Des années plus tard, il est approché par Angela, une policière qui enquête sur la mort énigmatique de sa sœur. Cible de phénomènes occultes, elle veut comprendre ce qui est arrivé à sa frangine et quelles sont les forces qui la menacent. Constantine y voit une nouvelle occasion de remplir son objectif principal : gagner la rédemption à forces de bonnes occasions et de renvois de démons en enfer, lui dont l’âme est damnée suite à son suicide foiré.
Le détective découvre que les démons se sont rangés derrière le fils de Satan, Mammon, qui veut prendre le pouvoir sur Terre en utilisant deux sœurs aux puissants pouvoirs psychique. Angela est l’une d’elle et permet à l’enquêteur d’éveiller les pouvoirs qu’elle a désactivé depuis des années, s’enfermant dans le déni.

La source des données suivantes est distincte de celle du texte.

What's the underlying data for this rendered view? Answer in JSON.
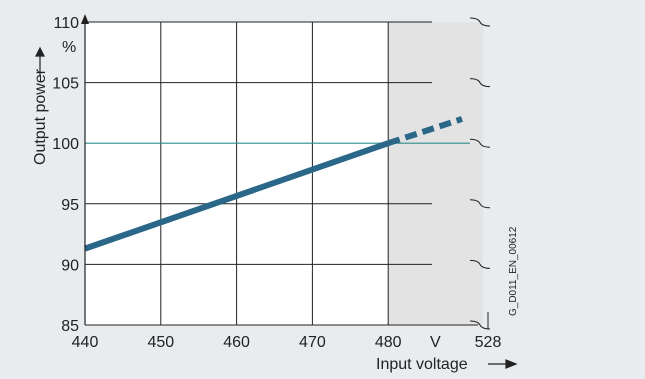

Après avoir tabassé quelques démons et abîmé quelques décors, le duo doit se rendre à l’évidence : une conspiration est à l’œuvre qui va très au-delà des cercles de l’enfer. En effet, C’est l’ange Gabriel qui a fomenté l’avènement de Mammon pour rendre l’humanité, par nature ingrate, indigne de la compassion que leur voue Dieu. Constantine met ses plans en échec, sauve Angela, au prix de sa vie. Alors que Satan apparaît et se délecte de récupérer enfin l’âme de ce gros fumeur qui déjoue ses projets depuis si longtemps, le détective se voit accorder la rédemption.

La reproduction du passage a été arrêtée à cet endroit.